Perhaps he's right though. In a Dave Schoenfield piece linked yesterday, the Rockies are actually projected to win one more game than the Padres the way the teams are constructed right now.

This also brings me to another point I'd like to address. I'm not sure when it happened, but after reading reaction from many Rockies' fans over the last few weeks, there's apparently some new rule in MLB where you can only be competitive in a season after you've had an active offseason. It must have been a really recent addition too, because the two teams in the World Series last season didn't exactly have an active winter. Just for fun, here's the list of significant moves they made before before the 2014 season.



  • They resigned a bunch of the players they already had in Javier Lopez, Tim Lincecum, and Ryan Vogelsong.
  • Signed Tyler Colvin as a free agent.
  • Signed Tim Hudson as a free agent.
  • Signed Mike Morse as a free agent.

And I'm even in pushing it in calling some of these moves significant. The bottom line, however, is that both of these teams who missed the playoffs in 2013 -- one who hand't been there since 1985 and the other coming off a 76 win campaign -- brought back essentially the same rosters (with some minor tweaks) in 2014 and brought home a pennant because they had health, luck, and internal improvement on their side.

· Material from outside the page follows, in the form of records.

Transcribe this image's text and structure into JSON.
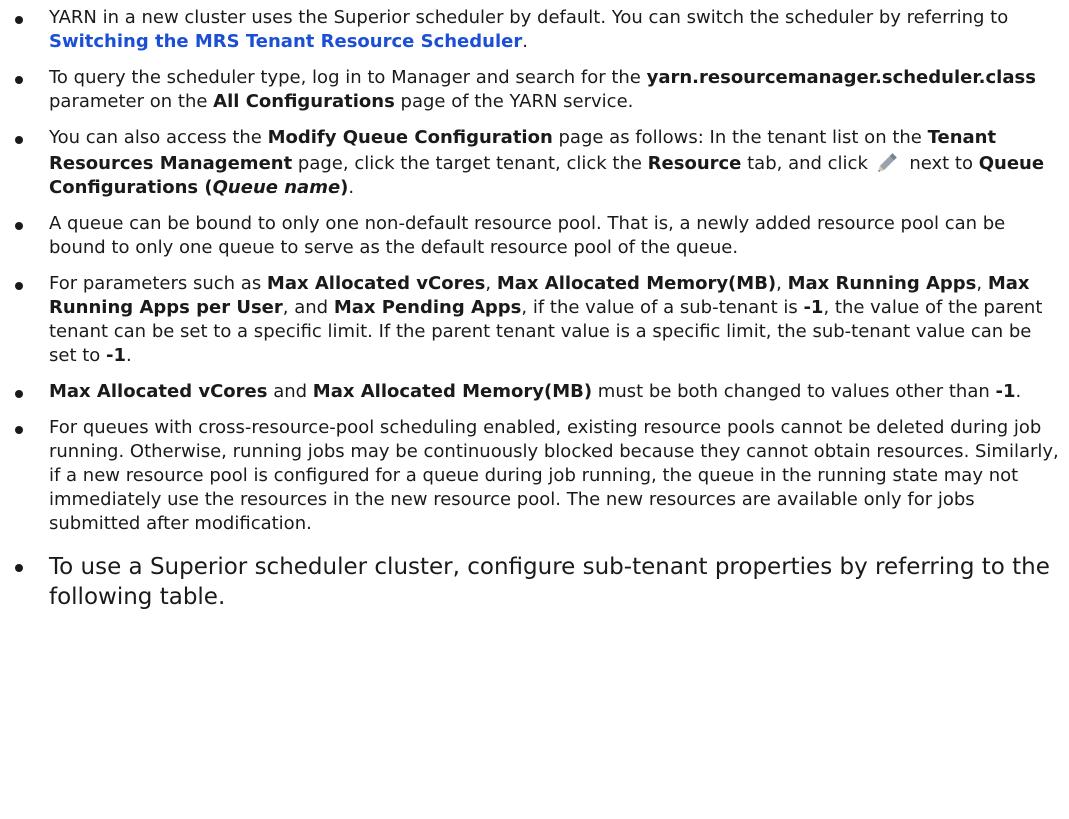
{
  "notes": [
    {
      "t0": "YARN in a new cluster uses the Superior scheduler by default. You can switch the scheduler by referring to ",
      "link": "Switching the MRS Tenant Resource Scheduler",
      "t1": "."
    },
    {
      "t0": "To query the scheduler type, log in to Manager and search for the ",
      "b0": "yarn.resourcemanager.scheduler.class",
      "t1": " parameter on the ",
      "b1": "All Configurations",
      "t2": " page of the YARN service."
    },
    {
      "t0": "You can also access the ",
      "b0": "Modify Queue Configuration",
      "t1": " page as follows: In the tenant list on the ",
      "b1": "Tenant Resources Management",
      "t2": " page, click the target tenant, click the ",
      "b2": "Resource",
      "t3": " tab, and click ",
      "icon": "pencil-edit-icon",
      "t4": " next to ",
      "b3": "Queue Configurations (",
      "bi": "Queue name",
      "b4": ")",
      "t5": "."
    },
    {
      "t0": "A queue can be bound to only one non-default resource pool. That is, a newly added resource pool can be bound to only one queue to serve as the default resource pool of the queue."
    },
    {
      "t0": "For parameters such as ",
      "b0": "Max Allocated vCores",
      "t1": ", ",
      "b1": "Max Allocated Memory(MB)",
      "t2": ", ",
      "b2": "Max Running Apps",
      "t3": ", ",
      "b3": "Max Running Apps per User",
      "t4": ", and ",
      "b4": "Max Pending Apps",
      "t5": ", if the value of a sub-tenant is ",
      "b5": "-1",
      "t6": ", the value of the parent tenant can be set to a specific limit. If the parent tenant value is a specific limit, the sub-tenant value can be set to ",
      "b6": "-1",
      "t7": "."
    },
    {
      "b0": "Max Allocated vCores",
      "t0": " and ",
      "b1": "Max Allocated Memory(MB)",
      "t1": " must be both changed to values other than ",
      "b2": "-1",
      "t2": "."
    },
    {
      "t0": "For queues with cross-resource-pool scheduling enabled, existing resource pools cannot be deleted during job running. Otherwise, running jobs may be continuously blocked because they cannot obtain resources. Similarly, if a new resource pool is configured for a queue during job running, the queue in the running state may not immediately use the resources in the new resource pool. The new resources are available only for jobs submitted after modification."
    },
    {
      "t0": "To use a Superior scheduler cluster, configure sub-tenant properties by referring to the following table."
    }
  ],
  "colors": {
    "text": "#1a1a1a",
    "link": "#1a4fd6"
  }
}
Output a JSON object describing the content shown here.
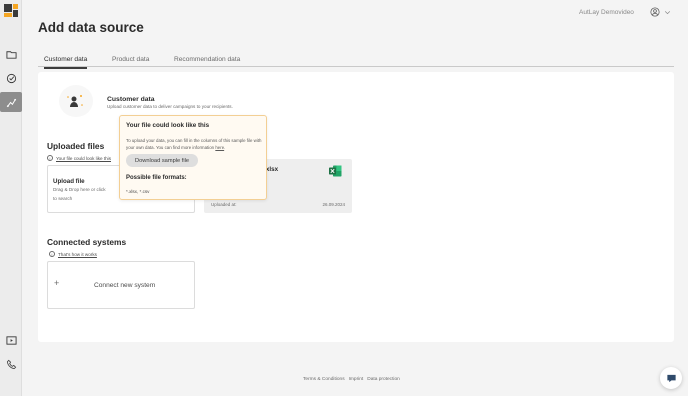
{
  "header": {
    "title": "Add data source",
    "user_name": "AutLay Demovideo",
    "account_icon": "account-circle-icon",
    "dropdown_icon": "chevron-down-icon"
  },
  "sidebar": {
    "logo": "autlay-logo",
    "items": [
      {
        "name": "folder",
        "icon": "folder-icon"
      },
      {
        "name": "campaign",
        "icon": "badge-icon"
      },
      {
        "name": "data-sources",
        "icon": "route-icon",
        "active": true
      },
      {
        "name": "video",
        "icon": "video-play-icon"
      },
      {
        "name": "support",
        "icon": "phone-icon"
      }
    ]
  },
  "tabs": [
    {
      "label": "Customer data",
      "active": true
    },
    {
      "label": "Product data",
      "active": false
    },
    {
      "label": "Recommendation data",
      "active": false
    }
  ],
  "customer_section": {
    "title": "Customer data",
    "description": "Upload customer data to deliver campaigns to your recipients."
  },
  "uploaded_files": {
    "title": "Uploaded files",
    "info_link": "Your file could look like this",
    "upload_box": {
      "title": "Upload file",
      "hint": "Drag & Drop here or click to search"
    },
    "file": {
      "name": "r.xlsx",
      "uploaded_label": "Uploaded at:",
      "uploaded_date": "26.09.2024"
    }
  },
  "connected_systems": {
    "title": "Connected systems",
    "info_link": "That's how it works",
    "connect_plus": "+",
    "connect_label": "Connect new system"
  },
  "tooltip": {
    "title": "Your file could look like this",
    "body_prefix": "To upload your data, you can fill in the columns of this sample file with your own data. You can find more information ",
    "body_link": "here",
    "body_suffix": ".",
    "button": "Download sample file",
    "formats_title": "Possible file formats:",
    "formats": "*.xlsx, *.csv"
  },
  "footer": {
    "links": [
      "Terms & Conditions",
      "Imprint",
      "Data protection"
    ]
  },
  "colors": {
    "brand_orange": "#f5a623",
    "brand_dark": "#3a3a3a",
    "excel_green": "#1e7145",
    "tooltip_border": "#f3cf94"
  }
}
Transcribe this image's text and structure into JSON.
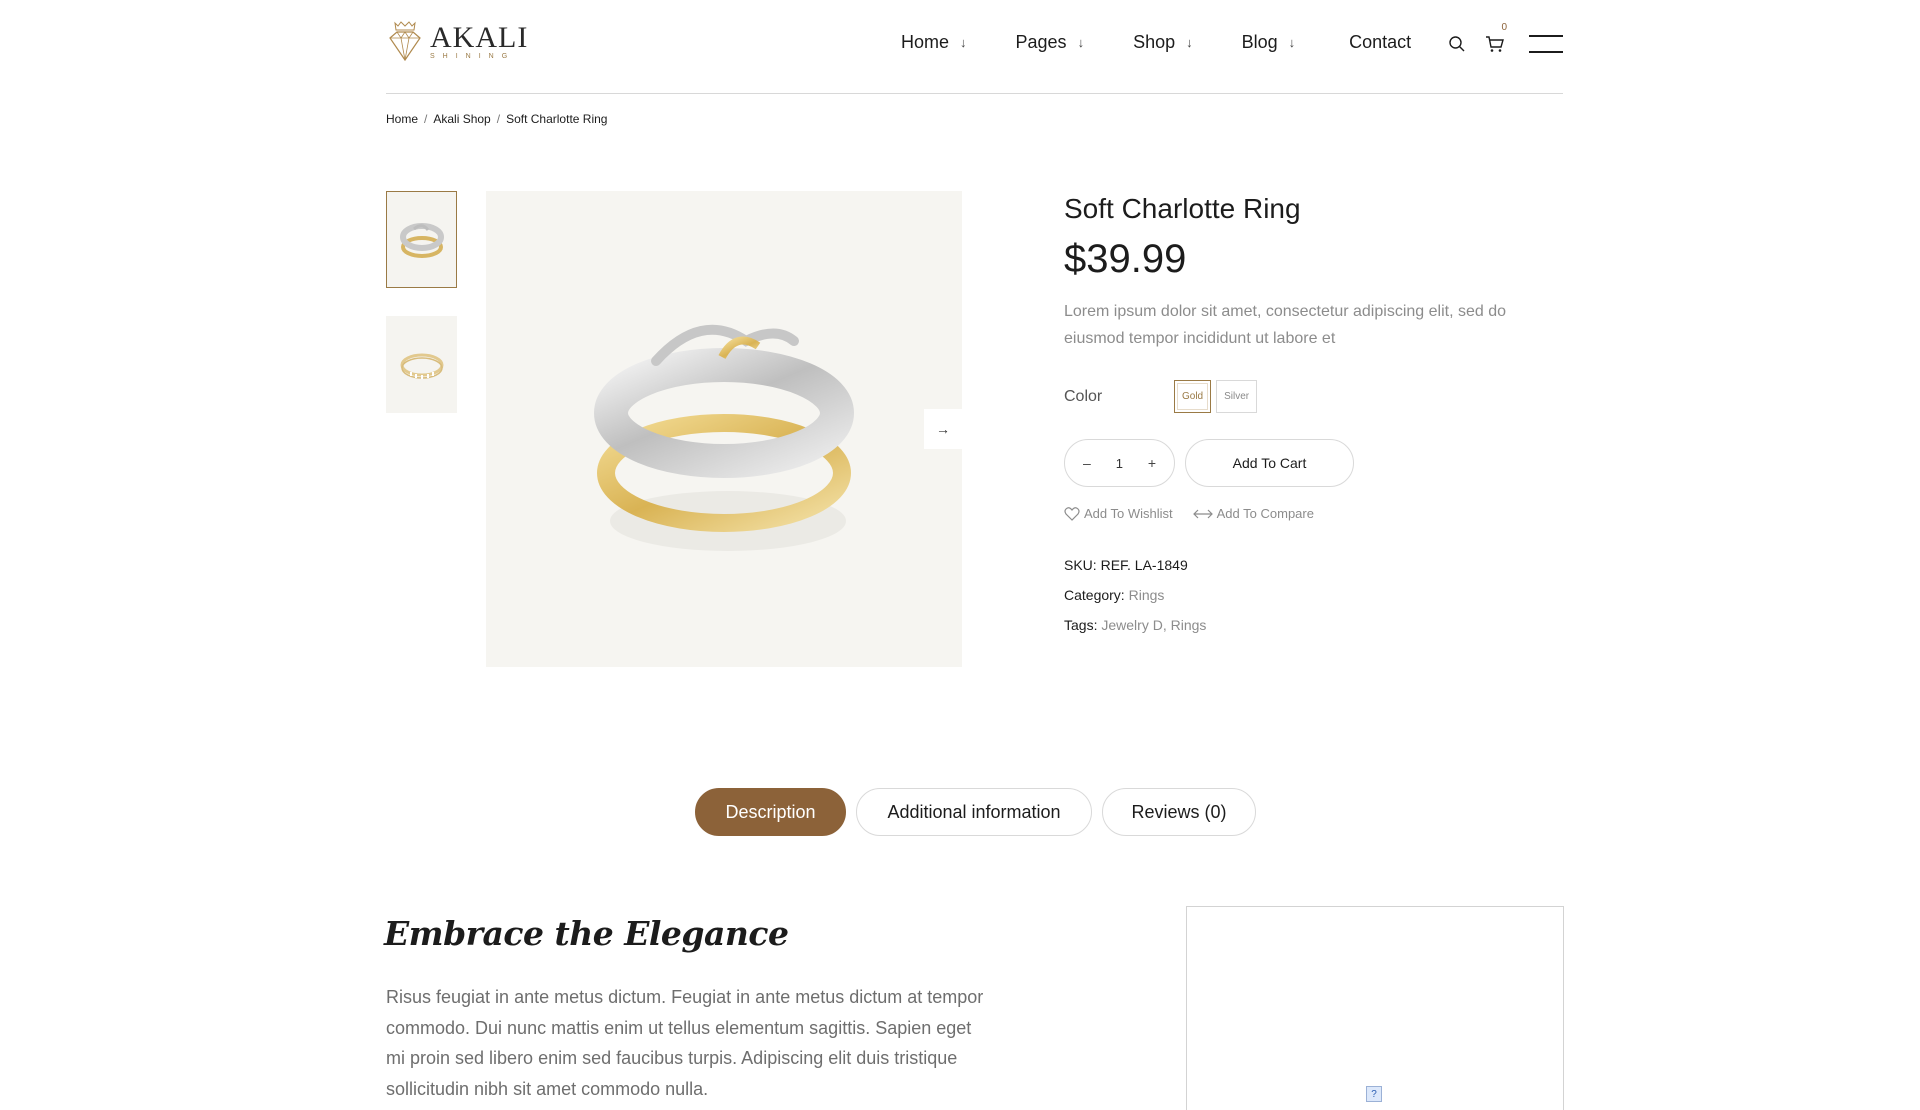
{
  "header": {
    "logo": {
      "word": "AKALI",
      "sub": "SHINING"
    },
    "nav": [
      {
        "label": "Home"
      },
      {
        "label": "Pages"
      },
      {
        "label": "Shop"
      },
      {
        "label": "Blog"
      },
      {
        "label": "Contact"
      }
    ],
    "cart_count": "0",
    "icons": [
      "search-icon",
      "cart-icon",
      "menu-icon"
    ]
  },
  "breadcrumb": {
    "items": [
      "Home",
      "Akali Shop",
      "Soft Charlotte Ring"
    ],
    "separator": "/"
  },
  "gallery": {
    "thumbnails": [
      "ring-two-tone",
      "ring-gold-band"
    ],
    "selected": 0
  },
  "product": {
    "title": "Soft Charlotte Ring",
    "price": "$39.99",
    "short_description": "Lorem ipsum dolor sit amet, consectetur adipiscing elit, sed do eiusmod tempor incididunt ut labore et",
    "color_label": "Color",
    "colors": [
      "Gold",
      "Silver"
    ],
    "selected_color": "Gold",
    "qty_minus": "–",
    "quantity": "1",
    "qty_plus": "+",
    "add_to_cart": "Add To Cart",
    "wishlist": "Add To Wishlist",
    "compare": "Add To Compare",
    "sku_label": "SKU:",
    "sku": "REF. LA-1849",
    "category_label": "Category:",
    "category": "Rings",
    "tags_label": "Tags:",
    "tags": "Jewelry D, Rings"
  },
  "tabs": [
    {
      "label": "Description",
      "active": true
    },
    {
      "label": "Additional information",
      "active": false
    },
    {
      "label": "Reviews (0)",
      "active": false
    }
  ],
  "description": {
    "heading": "Embrace the Elegance",
    "body": "Risus feugiat in ante metus dictum. Feugiat in ante metus dictum at tempor commodo. Dui nunc mattis enim ut tellus elementum sagittis. Sapien eget mi proin sed libero enim sed faucibus turpis. Adipiscing elit duis tristique sollicitudin nibh sit amet commodo nulla."
  },
  "colors": {
    "accent": "#8c6239",
    "text": "#1c1c1c",
    "muted": "#8c8c8c",
    "image_bg": "#f6f5f1"
  }
}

Just something to keep in mind as pundits coast to coast get ready to crown the active teams this offseason masters of the universe. And of course, if you want the ultimate example of why we wait until the games are played to draw hard conclusions on the offseason ... Well, I'll just leave this here.

Jon Morosi writes that MLB is the new standard of parity in professional sports, and cites several interesting facts across the MLB landscape to support his claim. Here's another good one from outside the baseball world. If the Cincinnati Bengals beat the Pittsburgh Steelers next week, all four divisions in the AFC will have been won by the same team three years in a row. Not exactly the ultimate model for parity there.

Finally, the Twins liked what they saw from Phil Hughes so much last season — particularly his league-leading 1.9 percent walk rate — that they signed him to the most lucrative deal for a pitcher in club history. The five-year, $58 million extension will keep him in Minnesota through the 2019 season.